NumPy array value error from training in Auto-Keras with StratifiedKFold


Background

My sentiment analysis research comes across a variety of datasets. Recently I've encountered one dataset that somehow I just cannot train successfully. I mostly work with open data in .CSV file format, hence Pandas and NumPy are heavily used.

During my research, one of the approaches is trying to integrate automated machine learning (AutoML), and the library I chose to use was Auto-Keras, mainly using its TextClassifier() wrapper function to achieve AutoML.

Main Problem

I've verified with official documentation, that the TextClassifier() takes data in the format of the NumPy array.
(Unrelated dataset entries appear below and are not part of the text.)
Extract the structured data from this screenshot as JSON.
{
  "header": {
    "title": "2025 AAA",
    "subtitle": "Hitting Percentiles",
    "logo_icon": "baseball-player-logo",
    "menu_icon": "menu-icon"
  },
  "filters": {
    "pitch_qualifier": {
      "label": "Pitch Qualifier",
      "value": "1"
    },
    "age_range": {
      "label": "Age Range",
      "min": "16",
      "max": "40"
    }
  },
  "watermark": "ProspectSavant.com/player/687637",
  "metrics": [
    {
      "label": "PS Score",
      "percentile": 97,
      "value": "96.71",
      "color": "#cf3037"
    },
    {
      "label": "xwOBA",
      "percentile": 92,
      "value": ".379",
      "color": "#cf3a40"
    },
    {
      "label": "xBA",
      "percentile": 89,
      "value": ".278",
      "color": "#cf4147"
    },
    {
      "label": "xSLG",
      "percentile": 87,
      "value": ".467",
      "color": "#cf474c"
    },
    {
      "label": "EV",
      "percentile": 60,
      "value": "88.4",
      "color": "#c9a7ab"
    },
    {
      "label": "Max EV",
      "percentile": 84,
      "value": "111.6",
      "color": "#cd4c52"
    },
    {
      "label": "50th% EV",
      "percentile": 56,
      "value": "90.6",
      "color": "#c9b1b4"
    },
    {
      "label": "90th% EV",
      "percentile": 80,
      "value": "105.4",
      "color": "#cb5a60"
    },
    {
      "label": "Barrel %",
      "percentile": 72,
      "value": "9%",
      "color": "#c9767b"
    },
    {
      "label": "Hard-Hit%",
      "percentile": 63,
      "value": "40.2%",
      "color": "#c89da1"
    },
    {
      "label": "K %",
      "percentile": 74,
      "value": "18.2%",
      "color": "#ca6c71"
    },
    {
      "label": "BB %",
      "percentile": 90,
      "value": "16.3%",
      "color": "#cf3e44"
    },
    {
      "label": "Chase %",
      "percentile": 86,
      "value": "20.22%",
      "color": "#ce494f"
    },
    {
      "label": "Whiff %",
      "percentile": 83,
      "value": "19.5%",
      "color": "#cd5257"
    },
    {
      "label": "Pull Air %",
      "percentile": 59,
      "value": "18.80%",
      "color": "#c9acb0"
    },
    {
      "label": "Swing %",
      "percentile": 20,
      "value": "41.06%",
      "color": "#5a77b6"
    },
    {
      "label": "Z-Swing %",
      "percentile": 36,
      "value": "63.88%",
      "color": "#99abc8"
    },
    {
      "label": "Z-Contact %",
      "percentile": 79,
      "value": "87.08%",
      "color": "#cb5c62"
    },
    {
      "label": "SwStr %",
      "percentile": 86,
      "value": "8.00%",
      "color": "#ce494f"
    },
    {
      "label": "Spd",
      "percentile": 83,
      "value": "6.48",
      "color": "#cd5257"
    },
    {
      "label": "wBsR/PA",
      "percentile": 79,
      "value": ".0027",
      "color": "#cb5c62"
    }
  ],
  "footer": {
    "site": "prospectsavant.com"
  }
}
However, when I load the data into Pandas DataFrame and used .to_numpy() on the columns that I need to train, the following error kept showing:


ValueError                                Traceback (most recent call last)
<ipython-input-13-1444bf2a605c> in <module>()
     16     clf = ak.TextClassifier(overwrite=True, max_trials=2)
     17 
---> 18     clf.fit(x_train, y_train, epochs=3, callbacks=cbs)
     19 
     20 

ValueError: Failed to convert a NumPy array to a Tensor (Unsupported object type float).

Error-related code sectors

The sector where I drop the unneeded Pandas DataFrame columns using .drop(), and convert the needed columns to NumPy Array using the to_numpy() function that Pandas has provided.
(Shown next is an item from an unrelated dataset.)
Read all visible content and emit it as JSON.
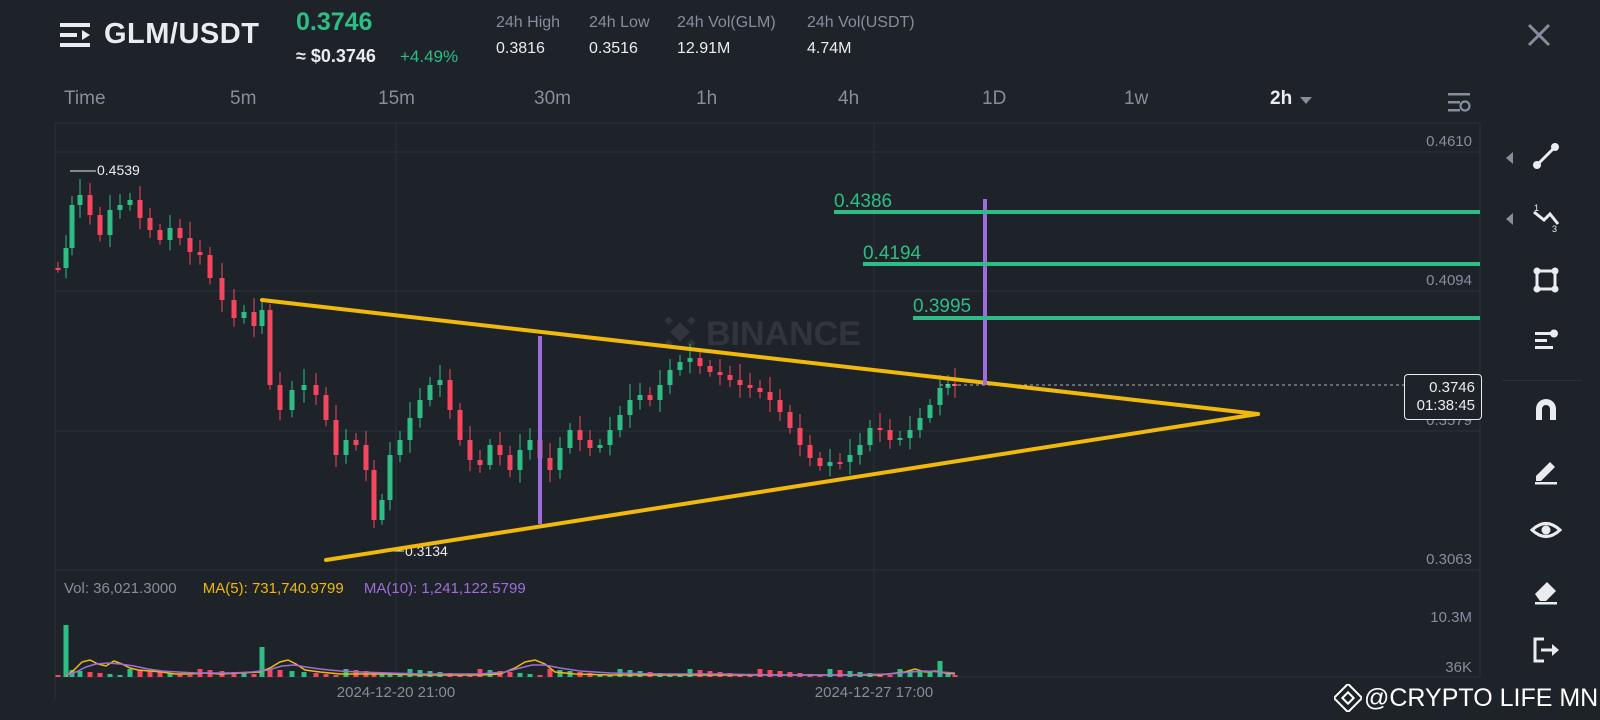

df_src = pd.read_csv(get_data)

df_src = df_src.drop(columns=["Name", "Cast", "Plot", "Direction",
                "Soundtrack", "Acting", "Cinematography"])
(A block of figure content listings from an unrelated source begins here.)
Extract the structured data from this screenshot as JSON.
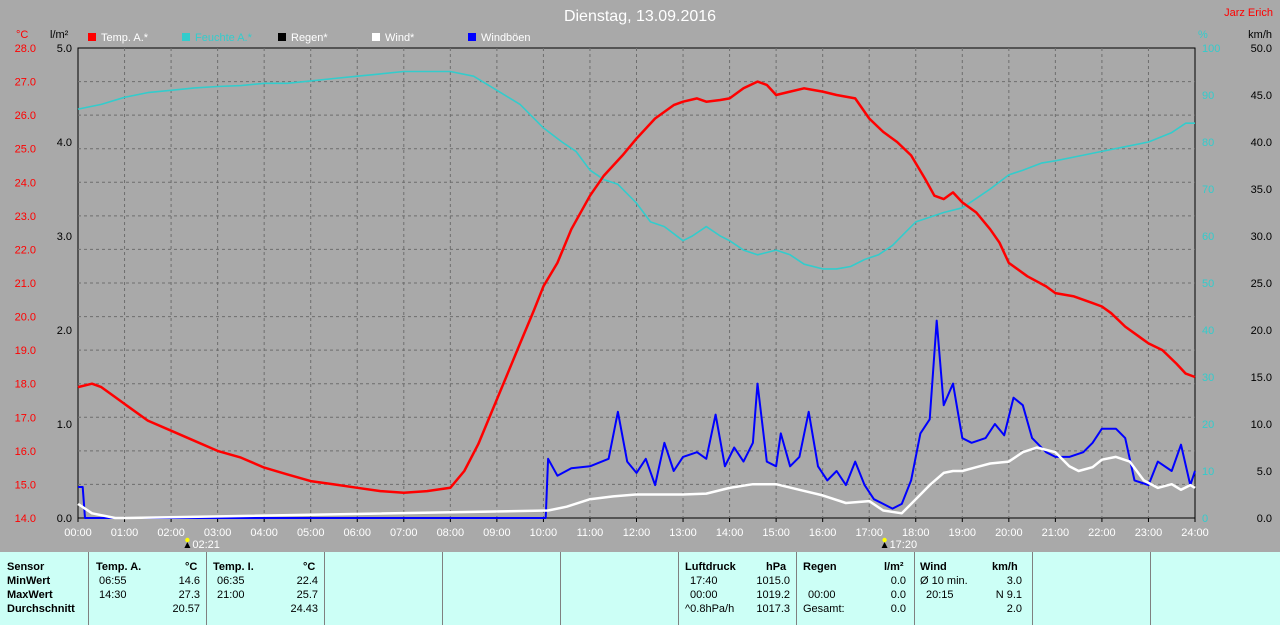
{
  "header": {
    "title": "Dienstag, 13.09.2016",
    "credit": "Jarz Erich"
  },
  "colors": {
    "temp": "#ff0000",
    "feuchte": "#33cccc",
    "regen": "#000000",
    "wind": "#ffffff",
    "windboen": "#0000ff"
  },
  "chart_data": {
    "type": "line",
    "x_unit": "time (hh:mm)",
    "x_ticks": [
      "00:00",
      "01:00",
      "02:00",
      "03:00",
      "04:00",
      "05:00",
      "06:00",
      "07:00",
      "08:00",
      "09:00",
      "10:00",
      "11:00",
      "12:00",
      "13:00",
      "14:00",
      "15:00",
      "16:00",
      "17:00",
      "18:00",
      "19:00",
      "20:00",
      "21:00",
      "22:00",
      "23:00",
      "24:00"
    ],
    "x_range": [
      0,
      24
    ],
    "axes": {
      "temp": {
        "unit": "°C",
        "range": [
          14.0,
          28.0
        ],
        "ticks": [
          "14.0",
          "15.0",
          "16.0",
          "17.0",
          "18.0",
          "19.0",
          "20.0",
          "21.0",
          "22.0",
          "23.0",
          "24.0",
          "25.0",
          "26.0",
          "27.0",
          "28.0"
        ]
      },
      "rain": {
        "unit": "l/m²",
        "range": [
          0,
          5
        ],
        "ticks": [
          "0.0",
          "1.0",
          "2.0",
          "3.0",
          "4.0",
          "5.0"
        ]
      },
      "humidity": {
        "unit": "%",
        "range": [
          0,
          100
        ],
        "ticks": [
          "0",
          "10",
          "20",
          "30",
          "40",
          "50",
          "60",
          "70",
          "80",
          "90",
          "100"
        ]
      },
      "wind": {
        "unit": "km/h",
        "range": [
          0,
          50
        ],
        "ticks": [
          "0.0",
          "5.0",
          "10.0",
          "15.0",
          "20.0",
          "25.0",
          "30.0",
          "35.0",
          "40.0",
          "45.0",
          "50.0"
        ]
      }
    },
    "legend": [
      "Temp. A.*",
      "Feuchte A.*",
      "Regen*",
      "Wind*",
      "Windböen"
    ],
    "markers": [
      {
        "time": 2.35,
        "label": "02:21",
        "kind": "sunrise"
      },
      {
        "time": 17.33,
        "label": "17:20",
        "kind": "sunset"
      }
    ],
    "series": [
      {
        "name": "Temp. A.*",
        "axis": "temp",
        "color": "#ff0000",
        "points": [
          [
            0,
            17.9
          ],
          [
            0.3,
            18.0
          ],
          [
            0.5,
            17.9
          ],
          [
            0.8,
            17.6
          ],
          [
            1.0,
            17.4
          ],
          [
            1.5,
            16.9
          ],
          [
            2.0,
            16.6
          ],
          [
            2.5,
            16.3
          ],
          [
            3.0,
            16.0
          ],
          [
            3.5,
            15.8
          ],
          [
            4.0,
            15.5
          ],
          [
            4.5,
            15.3
          ],
          [
            5.0,
            15.1
          ],
          [
            5.5,
            15.0
          ],
          [
            6.0,
            14.9
          ],
          [
            6.5,
            14.8
          ],
          [
            7.0,
            14.75
          ],
          [
            7.5,
            14.8
          ],
          [
            8.0,
            14.9
          ],
          [
            8.3,
            15.4
          ],
          [
            8.6,
            16.2
          ],
          [
            8.9,
            17.2
          ],
          [
            9.2,
            18.2
          ],
          [
            9.5,
            19.2
          ],
          [
            9.8,
            20.2
          ],
          [
            10.0,
            20.9
          ],
          [
            10.3,
            21.6
          ],
          [
            10.6,
            22.6
          ],
          [
            11.0,
            23.6
          ],
          [
            11.3,
            24.2
          ],
          [
            11.7,
            24.8
          ],
          [
            12.0,
            25.3
          ],
          [
            12.4,
            25.9
          ],
          [
            12.8,
            26.3
          ],
          [
            13.0,
            26.4
          ],
          [
            13.3,
            26.5
          ],
          [
            13.5,
            26.4
          ],
          [
            13.8,
            26.45
          ],
          [
            14.0,
            26.5
          ],
          [
            14.3,
            26.8
          ],
          [
            14.6,
            27.0
          ],
          [
            14.8,
            26.9
          ],
          [
            15.0,
            26.6
          ],
          [
            15.3,
            26.7
          ],
          [
            15.6,
            26.8
          ],
          [
            15.8,
            26.75
          ],
          [
            16.0,
            26.7
          ],
          [
            16.3,
            26.6
          ],
          [
            16.7,
            26.5
          ],
          [
            17.0,
            25.9
          ],
          [
            17.3,
            25.5
          ],
          [
            17.6,
            25.2
          ],
          [
            17.9,
            24.8
          ],
          [
            18.2,
            24.1
          ],
          [
            18.4,
            23.6
          ],
          [
            18.6,
            23.5
          ],
          [
            18.8,
            23.7
          ],
          [
            19.0,
            23.4
          ],
          [
            19.3,
            23.1
          ],
          [
            19.6,
            22.6
          ],
          [
            19.8,
            22.2
          ],
          [
            20.0,
            21.6
          ],
          [
            20.4,
            21.2
          ],
          [
            20.8,
            20.9
          ],
          [
            21.0,
            20.7
          ],
          [
            21.4,
            20.6
          ],
          [
            21.8,
            20.4
          ],
          [
            22.0,
            20.3
          ],
          [
            22.2,
            20.1
          ],
          [
            22.5,
            19.7
          ],
          [
            22.8,
            19.4
          ],
          [
            23.0,
            19.2
          ],
          [
            23.3,
            19.0
          ],
          [
            23.6,
            18.6
          ],
          [
            23.8,
            18.3
          ],
          [
            24.0,
            18.2
          ]
        ]
      },
      {
        "name": "Feuchte A.*",
        "axis": "humidity",
        "color": "#33cccc",
        "points": [
          [
            0,
            87
          ],
          [
            0.5,
            88
          ],
          [
            1.0,
            89.5
          ],
          [
            1.5,
            90.5
          ],
          [
            2.0,
            91
          ],
          [
            2.5,
            91.5
          ],
          [
            3.0,
            91.8
          ],
          [
            3.5,
            92
          ],
          [
            4.0,
            92.5
          ],
          [
            4.5,
            92.5
          ],
          [
            5.0,
            93
          ],
          [
            5.5,
            93.5
          ],
          [
            6.0,
            94
          ],
          [
            6.5,
            94.5
          ],
          [
            7.0,
            95
          ],
          [
            7.5,
            95
          ],
          [
            8.0,
            95
          ],
          [
            8.5,
            94
          ],
          [
            9.0,
            91
          ],
          [
            9.5,
            88
          ],
          [
            10.0,
            83
          ],
          [
            10.4,
            80
          ],
          [
            10.7,
            78
          ],
          [
            11.0,
            74
          ],
          [
            11.3,
            72
          ],
          [
            11.6,
            71
          ],
          [
            12.0,
            67
          ],
          [
            12.3,
            63
          ],
          [
            12.6,
            62
          ],
          [
            13.0,
            59
          ],
          [
            13.2,
            60
          ],
          [
            13.5,
            62
          ],
          [
            13.8,
            60
          ],
          [
            14.0,
            59
          ],
          [
            14.3,
            57
          ],
          [
            14.6,
            56
          ],
          [
            14.8,
            56.5
          ],
          [
            15.0,
            57
          ],
          [
            15.3,
            56
          ],
          [
            15.6,
            54
          ],
          [
            16.0,
            53
          ],
          [
            16.3,
            53
          ],
          [
            16.6,
            53.5
          ],
          [
            16.9,
            55
          ],
          [
            17.2,
            56
          ],
          [
            17.5,
            58
          ],
          [
            17.8,
            61
          ],
          [
            18.0,
            63
          ],
          [
            18.3,
            64
          ],
          [
            18.6,
            65
          ],
          [
            19.0,
            66
          ],
          [
            19.3,
            68
          ],
          [
            19.6,
            70
          ],
          [
            20.0,
            73
          ],
          [
            20.3,
            74
          ],
          [
            20.7,
            75.5
          ],
          [
            21.0,
            76
          ],
          [
            21.5,
            77
          ],
          [
            22.0,
            78
          ],
          [
            22.5,
            79
          ],
          [
            23.0,
            80
          ],
          [
            23.5,
            82
          ],
          [
            23.8,
            84
          ],
          [
            24.0,
            84
          ]
        ]
      },
      {
        "name": "Wind*",
        "axis": "wind",
        "color": "#ffffff",
        "points": [
          [
            0,
            1.5
          ],
          [
            0.3,
            0.5
          ],
          [
            0.8,
            0
          ],
          [
            1.0,
            0
          ],
          [
            10.1,
            0.8
          ],
          [
            10.5,
            1.2
          ],
          [
            11.0,
            2.0
          ],
          [
            11.5,
            2.3
          ],
          [
            12.0,
            2.5
          ],
          [
            12.5,
            2.5
          ],
          [
            13.0,
            2.5
          ],
          [
            13.5,
            2.6
          ],
          [
            14.0,
            3.2
          ],
          [
            14.5,
            3.6
          ],
          [
            15.0,
            3.6
          ],
          [
            15.5,
            3.0
          ],
          [
            16.0,
            2.4
          ],
          [
            16.5,
            1.6
          ],
          [
            17.0,
            1.8
          ],
          [
            17.3,
            0.8
          ],
          [
            17.7,
            0.5
          ],
          [
            18.0,
            2.0
          ],
          [
            18.3,
            3.5
          ],
          [
            18.6,
            4.8
          ],
          [
            18.8,
            5.0
          ],
          [
            19.0,
            5.0
          ],
          [
            19.3,
            5.4
          ],
          [
            19.6,
            5.8
          ],
          [
            20.0,
            6.0
          ],
          [
            20.3,
            7.0
          ],
          [
            20.6,
            7.5
          ],
          [
            21.0,
            7.0
          ],
          [
            21.3,
            5.5
          ],
          [
            21.5,
            5.0
          ],
          [
            21.8,
            5.4
          ],
          [
            22.0,
            6.2
          ],
          [
            22.3,
            6.5
          ],
          [
            22.6,
            6.0
          ],
          [
            22.9,
            4.0
          ],
          [
            23.2,
            3.2
          ],
          [
            23.5,
            3.6
          ],
          [
            23.7,
            3.0
          ],
          [
            23.9,
            3.5
          ],
          [
            24.0,
            3.2
          ]
        ]
      },
      {
        "name": "Windböen",
        "axis": "wind",
        "color": "#0000ff",
        "points": [
          [
            0,
            3.3
          ],
          [
            0.1,
            3.3
          ],
          [
            0.15,
            0
          ],
          [
            10.05,
            0
          ],
          [
            10.1,
            6.3
          ],
          [
            10.3,
            4.5
          ],
          [
            10.6,
            5.3
          ],
          [
            11.0,
            5.5
          ],
          [
            11.4,
            6.3
          ],
          [
            11.6,
            11.3
          ],
          [
            11.8,
            6.0
          ],
          [
            12.0,
            4.8
          ],
          [
            12.2,
            6.3
          ],
          [
            12.4,
            3.5
          ],
          [
            12.6,
            8.0
          ],
          [
            12.8,
            5.0
          ],
          [
            13.0,
            6.5
          ],
          [
            13.3,
            7.0
          ],
          [
            13.5,
            6.3
          ],
          [
            13.7,
            11.0
          ],
          [
            13.9,
            5.5
          ],
          [
            14.1,
            7.5
          ],
          [
            14.3,
            6.0
          ],
          [
            14.5,
            8.0
          ],
          [
            14.6,
            14.3
          ],
          [
            14.8,
            6.0
          ],
          [
            15.0,
            5.5
          ],
          [
            15.1,
            9.0
          ],
          [
            15.3,
            5.5
          ],
          [
            15.5,
            6.5
          ],
          [
            15.7,
            11.3
          ],
          [
            15.9,
            5.5
          ],
          [
            16.1,
            4.0
          ],
          [
            16.3,
            5.0
          ],
          [
            16.5,
            3.5
          ],
          [
            16.7,
            6.0
          ],
          [
            16.9,
            3.5
          ],
          [
            17.1,
            2.0
          ],
          [
            17.3,
            1.5
          ],
          [
            17.5,
            1.0
          ],
          [
            17.7,
            1.5
          ],
          [
            17.9,
            4.0
          ],
          [
            18.1,
            9.0
          ],
          [
            18.3,
            10.5
          ],
          [
            18.45,
            21.0
          ],
          [
            18.6,
            12.0
          ],
          [
            18.8,
            14.3
          ],
          [
            19.0,
            8.5
          ],
          [
            19.2,
            8.0
          ],
          [
            19.5,
            8.5
          ],
          [
            19.7,
            10.0
          ],
          [
            19.9,
            8.8
          ],
          [
            20.1,
            12.8
          ],
          [
            20.3,
            12.0
          ],
          [
            20.5,
            8.5
          ],
          [
            20.8,
            7.0
          ],
          [
            21.0,
            6.5
          ],
          [
            21.3,
            6.5
          ],
          [
            21.6,
            7.0
          ],
          [
            21.8,
            8.0
          ],
          [
            22.0,
            9.5
          ],
          [
            22.3,
            9.5
          ],
          [
            22.5,
            8.5
          ],
          [
            22.7,
            4.0
          ],
          [
            23.0,
            3.5
          ],
          [
            23.2,
            6.0
          ],
          [
            23.5,
            5.0
          ],
          [
            23.7,
            7.8
          ],
          [
            23.9,
            3.5
          ],
          [
            24.0,
            5.0
          ]
        ]
      }
    ]
  },
  "stats": {
    "sensor": {
      "header": "Sensor",
      "rows": [
        "MinWert",
        "MaxWert",
        "Durchschnitt"
      ]
    },
    "temp_a": {
      "header": "Temp. A.",
      "unit": "°C",
      "min_time": "06:55",
      "min": "14.6",
      "max_time": "14:30",
      "max": "27.3",
      "avg": "20.57"
    },
    "temp_i": {
      "header": "Temp. I.",
      "unit": "°C",
      "min_time": "06:35",
      "min": "22.4",
      "max_time": "21:00",
      "max": "25.7",
      "avg": "24.43"
    },
    "luftdruck": {
      "header": "Luftdruck",
      "unit": "hPa",
      "r1_label": "17:40",
      "r1": "1015.0",
      "r2_label": "00:00",
      "r2": "1019.2",
      "r3_label": "^0.8hPa/h",
      "r3": "1017.3"
    },
    "regen": {
      "header": "Regen",
      "unit": "l/m²",
      "r1": "0.0",
      "r2_label": "00:00",
      "r2": "0.0",
      "r3_label": "Gesamt:",
      "r3": "0.0"
    },
    "wind": {
      "header": "Wind",
      "unit": "km/h",
      "r1_label": "Ø 10 min.",
      "r1": "3.0",
      "r2_label": "20:15",
      "r2": "N 9.1",
      "r3": "2.0"
    }
  }
}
df_src = df_src.reset_index(drop=True)

X = df_src["Review"].to_numpy()

Y = df_src["Overall Sentiment"].to_numpy()

print(X, "\n")
print("\n", Y)

The main error code part, where I perform StratifedKFold() and at the same time, use TextClassifier() to train and test the model.


fold = 0
for train, test in skf.split(X, Y):
    fold += 1
    print(f"Fold #{fold}\n")
    
    x_train = X[train]
    y_train = Y[train]
    
    x_test = X[test]
    y_test = Y[test]
    
    
    cbs = [tf.keras.callbacks.EarlyStopping(patience=3)]
    
    clf = ak.TextClassifier(overwrite=True, max_trials=2)
    
    
    # The line where it indicated the error.
    clf.fit(x_train, y_train, epochs=3, callbacks=cbs)
    
    
    pred = clf.predict(x_test) # result data type is in lists of `string`
    
    ceval = clf.evaluate(x_test, y_test)
    
    metrics_test = metrics.classification_report(y_test, np.array(list(pred), dtype=int))
    
    print(metrics_test, "\n")
    
    print(f"Fold #{fold} finished\n")

Supplementary

I am sharing the full code related to the error through Google Colab, which you can help me diagnose here.

Edit notes

I have tried the potential solution, such as:

x_train = np.asarray(x_train).astype(np.float32)
y_train = np.asarray(y_train).astype(np.float32)

or

x_train = tf.data.Dataset.from_tensor_slices((x_train,))
y_train = tf.data.Dataset.from_tensor_slices((y_train,))

However, the problem remains.


Solution

  • One of the strings is equal to nan. Just remove this entry and the corresponding label.